Isaac is also acquainted with sorrow stemming from Islamic violence. The Khartoum church and Bible school where he taught were both destroyed in September 2012. No one died in the fire, which was videoed and viewable for a time on YouTube, though some teachers were taken in for questioning by police. In April 2013 Isaac fled alone—westwards to Chad—but he still feels the heat: His wife and school-aged children are unable to leave Khartoum legally because authorities in Sudan have refused to give them exit visas—another form of harassment that Christians experience.
Through phone calls and Facebook, Isaac keeps track of his loved ones and the church members he left behind. Even if the government grants members of his family permission to leave, they have no money and no clear plan for reaching N’djamena—over 1,000 miles away—to be reunited with him. He has linked up with a Chadian church to try and create a teaching job for himself, and he encourages others in the faith while writing an apologetics book for Chadian Muslims, in keeping with his background in theological education.
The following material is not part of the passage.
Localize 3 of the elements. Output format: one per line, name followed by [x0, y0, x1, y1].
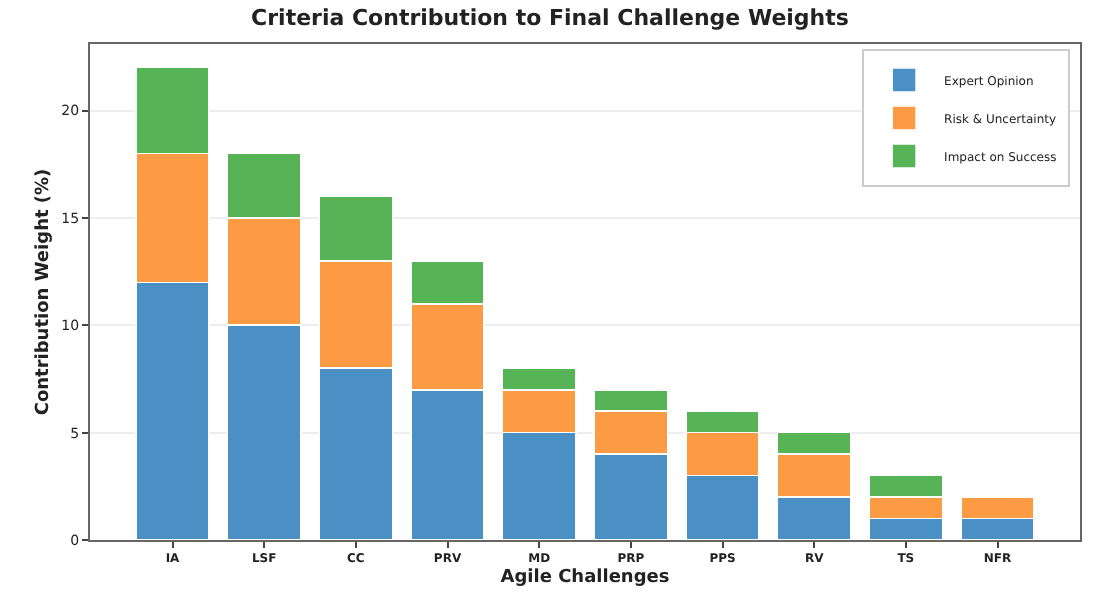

Pentecost Sunday (May 19), nearly two months after his arrival in Chad, Isaac affirmed his trust in God for daily bread. Lacking money is not the problem, he says. In his view, the bigger issue is that Muslims persist in spiritual darkness.
“Pray for us,” say Isaac and Sudanese pastor, Hissein, who also took refuge in Chad early this year. Three months after his solo arrival, Hissein managed to get his wife and younger children to Chad through help from many people. But his older children remain in Sudan. Military service is mandatory for young men, and he laments that his oldest son can leave Sudan only one way: “The authorities will see from his papers that he is a Christian. And they will send him straight to the front lines in Kordofan or Darfur. To be killed.”
Niggling questions accompany those who go to Chad: Though they might bless Chad, how will pastoral work get done in Sudan and Northern Nigeria as pastors and churches continue to be targets of violence? Will the scattered ever be able to go home without facing even worse treatment?